Stuttgart was his first time being away with the senior squad.
A long-pencilled-in name on underage teamsheets, coming on in the second half of the Sweden game seven months previously had made him one of a small band of Irish players to be capped at every level all the way up. It's not hard to see that becoming a full international would make him even more protective of his day-today status at club level.
"Oh, definitely. The one thing about playing for Ireland is that your loyalty will never be questioned. To get into the squad and do well gives you every hope in the world that you'll stay involved and won't be forgotten about. And you'll do everything to make sure you give yourself the best chance.
Playing well for Brighton was okay like that but I have to start working my way back up to the Premiership which is a level I'm confident enough to think I can play at."
And why not? This, after all, is a player who was at his lowest point possible less than three years ago. Aston Villa sent him on loan to Tamworth for a month in March 2004 and the three matches he played there woke him up like a defibrillator. It was about as far off Broadway as it was possible to slide, a miserable time that he resolved there and then never to revisit. Further loan spells to Notts County and Wycombe came to nothing before he was sent to Brighton in late 2005.

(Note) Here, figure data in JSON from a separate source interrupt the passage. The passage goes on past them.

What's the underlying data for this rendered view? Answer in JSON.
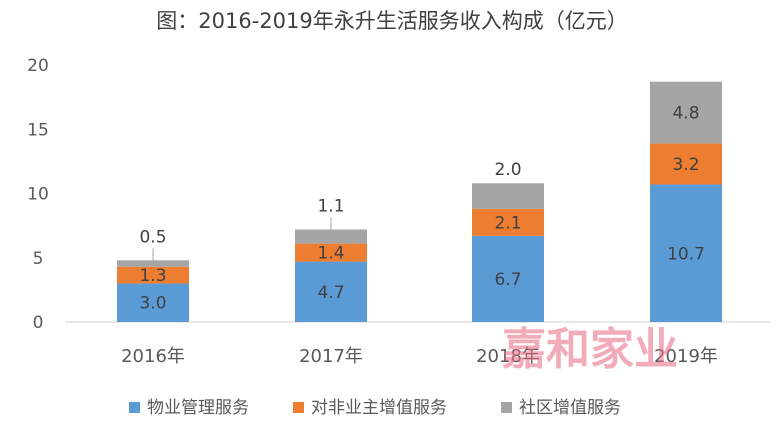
{
  "title": "图：2016-2019年永升生活服务收入构成（亿元）",
  "watermark": "嘉和家业",
  "chart_data": {
    "type": "bar",
    "stacked": true,
    "categories": [
      "2016年",
      "2017年",
      "2018年",
      "2019年"
    ],
    "ylim": [
      0,
      20
    ],
    "yticks": [
      0,
      5,
      10,
      15,
      20
    ],
    "grid": false,
    "legend_position": "bottom",
    "series": [
      {
        "name": "物业管理服务",
        "color": "#5b9bd5",
        "values": [
          3.0,
          4.7,
          6.7,
          10.7
        ]
      },
      {
        "name": "对非业主增值服务",
        "color": "#ed7d31",
        "values": [
          1.3,
          1.4,
          2.1,
          3.2
        ]
      },
      {
        "name": "社区增值服务",
        "color": "#a5a5a5",
        "values": [
          0.5,
          1.1,
          2.0,
          4.8
        ]
      }
    ]
  }
}
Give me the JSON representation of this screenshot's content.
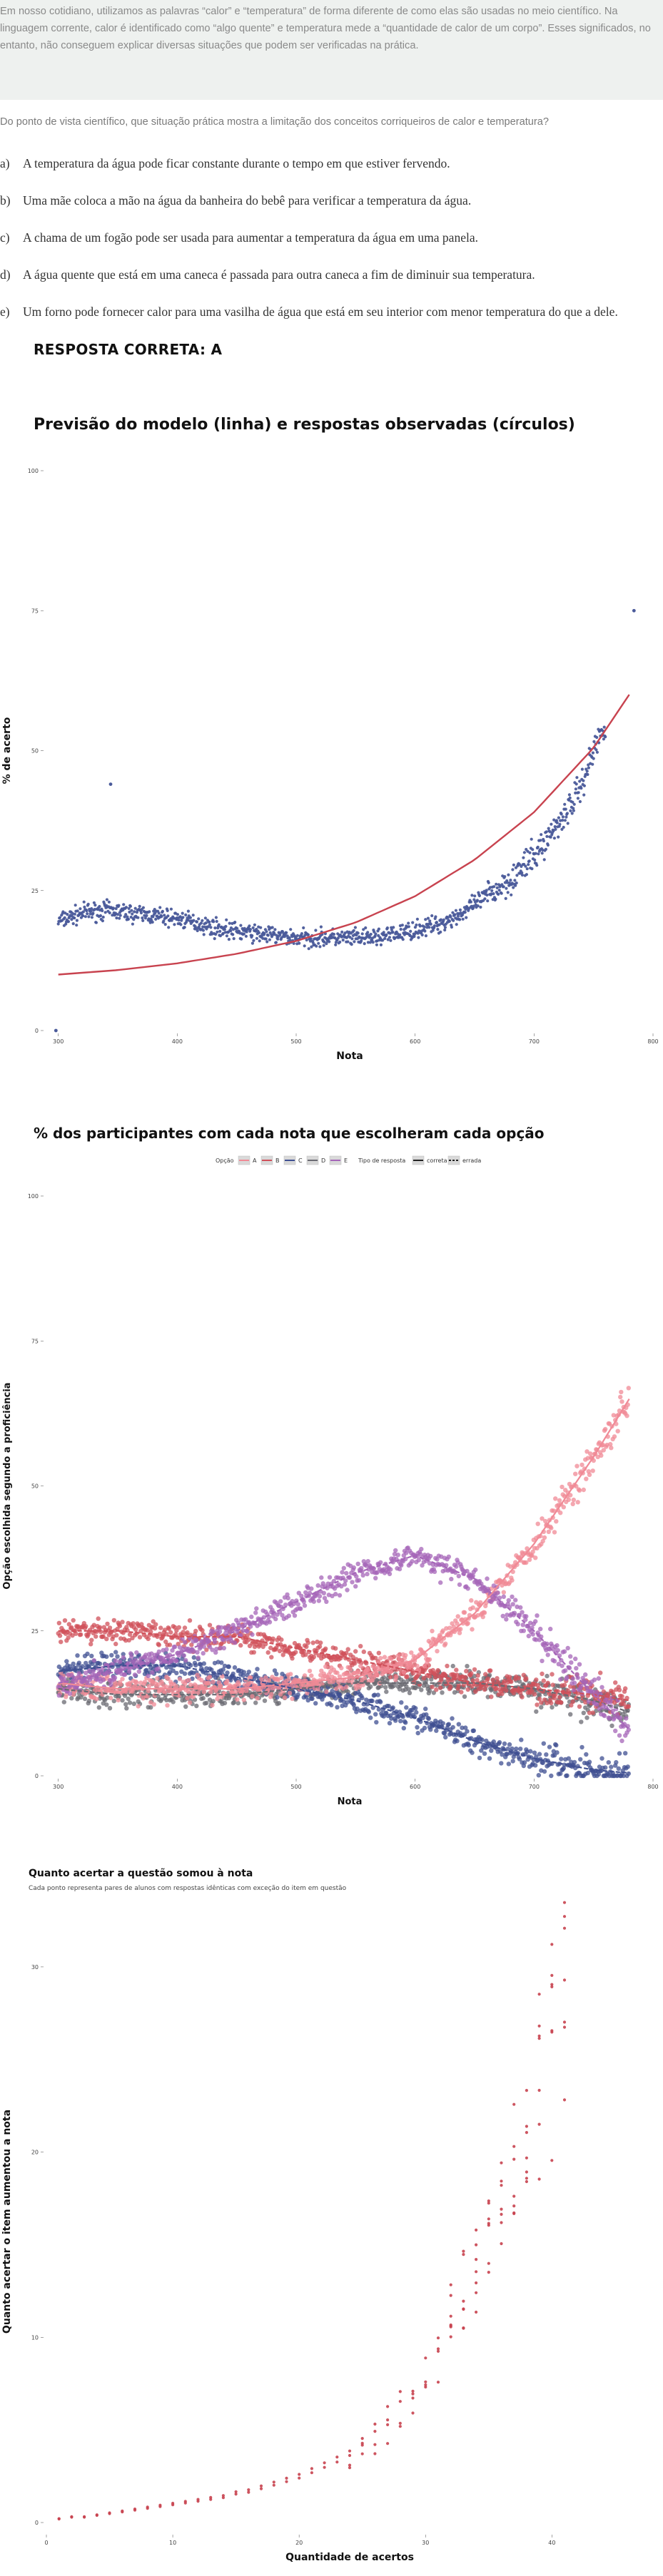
{
  "intro": {
    "text": "Em nosso cotidiano, utilizamos as palavras “calor” e “temperatura” de forma diferente de como elas são usadas no meio científico. Na linguagem corrente, calor é identificado como “algo quente” e temperatura mede a “quantidade de calor de um corpo”. Esses significados, no entanto, não conseguem explicar diversas situações que podem ser verificadas na prática."
  },
  "question": {
    "text": "Do ponto de vista científico, que situação prática mostra a limitação dos conceitos corriqueiros de calor e temperatura?"
  },
  "options": [
    {
      "letter": "a)",
      "text": "A temperatura da água pode ficar constante durante o tempo em que estiver fervendo."
    },
    {
      "letter": "b)",
      "text": "Uma mãe coloca a mão na água da banheira do bebê para verificar a temperatura da água."
    },
    {
      "letter": "c)",
      "text": "A chama de um fogão pode ser usada para aumentar a temperatura da água em uma panela."
    },
    {
      "letter": "d)",
      "text": "A água quente que está em uma caneca é passada para outra caneca a fim de diminuir sua temperatura."
    },
    {
      "letter": "e)",
      "text": "Um forno pode fornecer calor para uma vasilha de água que está em seu interior com menor temperatura do que a dele."
    }
  ],
  "answer": "RESPOSTA CORRETA: A",
  "chart_data": [
    {
      "type": "scatter",
      "title": "Previsão do modelo (linha) e respostas observadas (círculos)",
      "xlabel": "Nota",
      "ylabel": "% de acerto",
      "xlim": [
        290,
        800
      ],
      "ylim": [
        0,
        100
      ],
      "xticks": [
        300,
        400,
        500,
        600,
        700,
        800
      ],
      "yticks": [
        0,
        25,
        50,
        75,
        100
      ],
      "grid": false,
      "point_color": "#4a5a9a",
      "line_color": "#c8434f",
      "observed_trend": {
        "x": [
          300,
          320,
          340,
          360,
          380,
          400,
          420,
          440,
          460,
          480,
          500,
          520,
          540,
          560,
          580,
          600,
          620,
          640,
          660,
          680,
          700,
          710,
          720,
          730,
          740,
          750,
          760
        ],
        "y": [
          19.5,
          21.0,
          21.5,
          21.0,
          20.5,
          20.0,
          19.0,
          18.0,
          17.5,
          17.0,
          16.5,
          16.5,
          16.5,
          16.5,
          17.0,
          18.0,
          19.0,
          21.0,
          24.0,
          27.0,
          31.0,
          34.0,
          37.0,
          40.0,
          44.0,
          50.0,
          55.0
        ]
      },
      "outliers": [
        {
          "x": 298,
          "y": 0
        },
        {
          "x": 344,
          "y": 44
        },
        {
          "x": 784,
          "y": 75
        }
      ],
      "model": {
        "x": [
          300,
          350,
          400,
          450,
          500,
          550,
          600,
          650,
          700,
          750,
          780
        ],
        "y": [
          10.0,
          10.8,
          12.0,
          13.7,
          16.0,
          19.3,
          24.0,
          30.5,
          39.0,
          50.5,
          60.0
        ]
      }
    },
    {
      "type": "scatter",
      "title": "% dos participantes com cada nota que escolheram cada opção",
      "xlabel": "Nota",
      "ylabel": "Opção escolhida segundo a proficiência",
      "xlim": [
        290,
        800
      ],
      "ylim": [
        0,
        100
      ],
      "xticks": [
        300,
        400,
        500,
        600,
        700,
        800
      ],
      "yticks": [
        0,
        25,
        50,
        75,
        100
      ],
      "grid": false,
      "legend": {
        "placement": "top",
        "option_title": "Opção",
        "type_title": "Tipo de resposta",
        "type_items": [
          "correta",
          "errada"
        ]
      },
      "series": [
        {
          "name": "A",
          "color": "#f08a96",
          "x": [
            300,
            350,
            400,
            450,
            500,
            550,
            600,
            650,
            700,
            750,
            780
          ],
          "y": [
            16,
            15,
            15,
            15,
            16,
            17,
            20,
            28,
            40,
            55,
            65
          ]
        },
        {
          "name": "B",
          "color": "#d0505a",
          "x": [
            300,
            350,
            400,
            450,
            500,
            550,
            600,
            650,
            700,
            750,
            780
          ],
          "y": [
            25,
            25,
            24,
            24,
            22,
            20,
            18,
            16,
            15,
            14,
            13
          ]
        },
        {
          "name": "C",
          "color": "#3f4f92",
          "x": [
            300,
            350,
            400,
            450,
            500,
            550,
            600,
            650,
            700,
            750,
            780
          ],
          "y": [
            18,
            19,
            19,
            17,
            15,
            13,
            10,
            6,
            3,
            1,
            0.5
          ]
        },
        {
          "name": "D",
          "color": "#6a6a72",
          "x": [
            300,
            350,
            400,
            450,
            500,
            550,
            600,
            650,
            700,
            750,
            780
          ],
          "y": [
            15,
            14,
            14,
            14,
            15,
            16,
            16,
            16,
            15,
            13,
            11
          ]
        },
        {
          "name": "E",
          "color": "#a566b8",
          "x": [
            300,
            350,
            400,
            450,
            500,
            550,
            600,
            650,
            700,
            750,
            780
          ],
          "y": [
            16,
            18,
            21,
            25,
            30,
            35,
            38,
            34,
            25,
            14,
            8
          ]
        }
      ]
    },
    {
      "type": "scatter",
      "title": "Quanto acertar a questão somou à nota",
      "subtitle": "Cada ponto representa pares de alunos com respostas idênticas com exceção do item em questão",
      "xlabel": "Quantidade de acertos",
      "ylabel": "Quanto acertar o item aumentou a nota",
      "xlim": [
        0,
        48
      ],
      "ylim": [
        -0.5,
        33
      ],
      "xticks": [
        0,
        10,
        20,
        30,
        40
      ],
      "yticks": [
        0,
        10,
        20,
        30
      ],
      "grid": false,
      "point_color": "#c8434f",
      "points": [
        {
          "x": 1,
          "y": 0.2
        },
        {
          "x": 2,
          "y": 0.3
        },
        {
          "x": 3,
          "y": 0.3
        },
        {
          "x": 4,
          "y": 0.4
        },
        {
          "x": 5,
          "y": 0.5
        },
        {
          "x": 6,
          "y": 0.6
        },
        {
          "x": 7,
          "y": 0.7
        },
        {
          "x": 8,
          "y": 0.8
        },
        {
          "x": 9,
          "y": 0.9
        },
        {
          "x": 10,
          "y": 1.0
        },
        {
          "x": 11,
          "y": 1.1
        },
        {
          "x": 12,
          "y": 1.2
        },
        {
          "x": 13,
          "y": 1.3
        },
        {
          "x": 14,
          "y": 1.4
        },
        {
          "x": 15,
          "y": 1.6
        },
        {
          "x": 16,
          "y": 1.7
        },
        {
          "x": 17,
          "y": 1.9
        },
        {
          "x": 18,
          "y": 2.1
        },
        {
          "x": 19,
          "y": 2.3
        },
        {
          "x": 20,
          "y": 2.5
        },
        {
          "x": 21,
          "y": 2.8
        },
        {
          "x": 22,
          "y": 3.1
        },
        {
          "x": 23,
          "y": 3.4
        },
        {
          "x": 24,
          "y": 3.8
        },
        {
          "x": 25,
          "y": 4.2
        },
        {
          "x": 26,
          "y": 4.7
        },
        {
          "x": 27,
          "y": 5.3
        },
        {
          "x": 28,
          "y": 6.0
        },
        {
          "x": 29,
          "y": 6.8
        },
        {
          "x": 30,
          "y": 7.8
        },
        {
          "x": 31,
          "y": 9.0
        },
        {
          "x": 32,
          "y": 10.5
        },
        {
          "x": 33,
          "y": 12.0
        },
        {
          "x": 34,
          "y": 13.5
        },
        {
          "x": 35,
          "y": 15.0
        },
        {
          "x": 36,
          "y": 17.0
        },
        {
          "x": 37,
          "y": 19.0
        },
        {
          "x": 38,
          "y": 21.0
        },
        {
          "x": 39,
          "y": 24.0
        },
        {
          "x": 40,
          "y": 27.0
        },
        {
          "x": 41,
          "y": 29.5
        }
      ]
    }
  ]
}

Imagine. Right around the time he was pitching up nervous and even a little dispirited at his fifth club in 18 months, Ireland were losing to France at Lansdowne Road and the Irish manager was walking a high wire with no net.
Within a couple of months, Brian Kerr was gone. Within a couple more, Wayne Henderson was a senior international. He knows well that he owes that fact to the crossing of paths between him, Steve Staunton and Kevin MacDonald at Aston Villa.
"I had a great relationship with Stan when he was at Villa. We got along in the first place because of the Irish connection but apart from that it was a big deal for someone like me to be near someone like him who was a legend and had been for years. And Kevin was one of the people who'd had a big influence on me. He'd never spare you. He pushed me so hard back in those days and to be honest, I even thought at times that he was pushing me too hard. But he knew what he was doing. When I heard Stan got the Irish job then with Kevin coming along too, I was delighted because I knew that they wouldn't forget about me."
Well, they didn't and Wednesday in San Marino will almost certainly see him earn his fourth cap.
With a new club, with Paddy Kenny out of the picture for the foreseeable and with Shay Given a full seven years older than him and far from indestructible, Henderson can finally seen a chink of light piercing the clouds.
Not bad going for someone who started the week as a disgruntled substitute goalkeeper in the bottom half of League One. Not bad going at all.